All three sisters, iconically clad in black (Goneril) scarlet (Regan) and white (Cordelia), are convincing in their dealings with their wayward parent – and their sibling rivalry. The taut iciness of Eleanor Montgomery’s tiny whiplash of a Goneril contrasts with the voluptuous menace of Charlotte Lucas’ Regan and Jenni Maitland’s sad, dignified Cordelia sees right through them both. She also plays the Fool, a doubling with poetic logic that is often effective in this play. For the Fool is there to watch over Lear, when Cordelia cannot, and use the apparent madness of his foolery to make him see more clearly.

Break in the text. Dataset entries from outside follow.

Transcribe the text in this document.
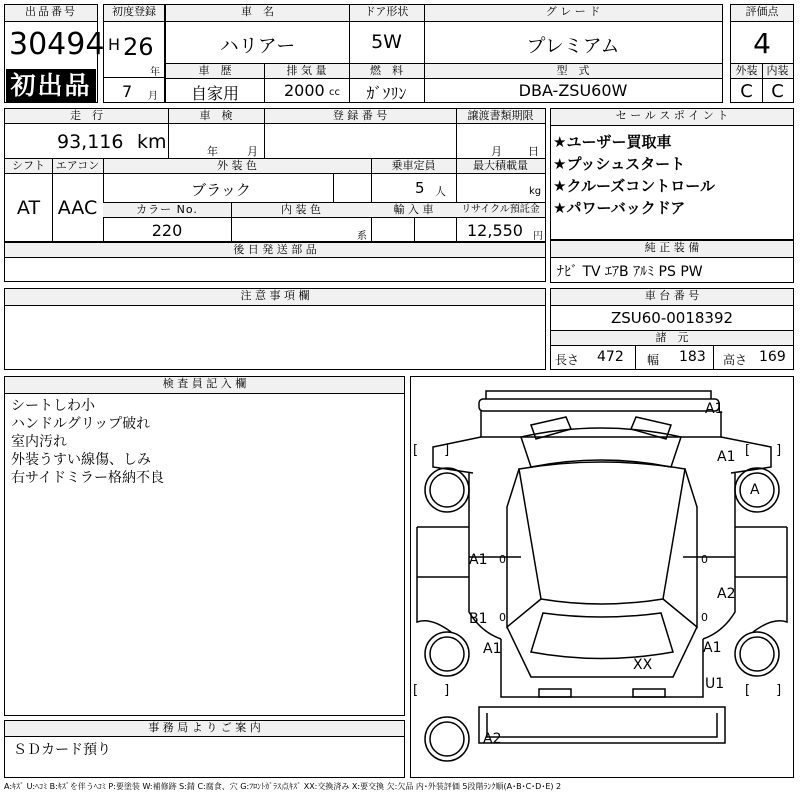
出品番号
30494
初出品
初度登録
H 26
年
7 月
車　名	ドア形状	グ レ ー ド
ハリアー	5W	プレミアム
車　歴	排 気 量	燃　料	型　式
自家用	2000 cc	ｶﾞｿﾘﾝ	DBA-ZSU60W
評価点
4
外装 内装
C	C
走　行	車　検	登 録 番 号	譲渡書類期限
93,116 km	年	月	月 日
シフト エアコン	外 装 色	乗車定員	最大積載量
AT AAC
ブラック	5 人	kg
カラー No.	内 装 色	輸 入 車	リサイクル預託金
220	系	12,550 円
後 日 発 送 部 品
セ ー ル ス ポ イ ン ト
★ユーザー買取車
★プッシュスタート
★クルーズコントロール
★パワーバックドア
純 正 装 備
ﾅﾋﾞ TV ｴｱB ｱﾙﾐ PS PW
注 意 事 項 欄	車 台 番 号
ZSU60-0018392
諸　元
長さ 472 幅 183 高さ 169
検 査 員 記 入 欄
シートしわ小
ハンドルグリップ破れ
室内汚れ
外装うすい線傷、しみ
右サイドミラー格納不良
事 務 局 よ り ご 案 内
ＳＤカード預り
[　　]	[　　]
[　　]	[　　]
0	0
0	0
A1
A1
A
A1
B1
A2
A1	A1
XX
U1
A2
A:ｷｽﾞ U:ﾍｺﾐ B:ｷｽﾞを伴うﾍｺﾐ P:要塗装 W:補修跡 S:錆 C:腐食、穴 G:ﾌﾛﾝﾄｶﾞﾗｽ点ｷｽﾞ XX:交換済み X:要交換 欠:欠品 内･外装評価 5段階ﾗﾝｸ順(A･B･C･D･E) 2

Creation makes a virtue out of the necessity of doubling for economic as well as artistic reasons. Usually this works well and indeed Richard Cunningham’s doubling of Regan’s cruel husband, Cornwall with Goneril’s worm-like servant Oswald, and Andrew MacBean’s vigorous Gloucester with Goneril’s well-meaning husband Albany, work well enough. But Darren Ormandy’s doubling of Edmund, Gloucester’s unscrupulous bastard son, with Lear’s loyal servant, Kent, is more problematic, despite his undeniably skilled Brechtian transformations through costume and body language stage-centre. Perhaps there’s too much contrast between these intrinsically good and evil characters for either to make a convincing journey, as played here by one actor.
In the title role, Stephen Ley comes into his own as Lear descends into the freedom of madness to win audience sympathy, well-matched by Gareth Kennerley as Edgar, Gloucester’s cast-out son, who feigns madness to lead the journey to knowledge of self and compassion for others.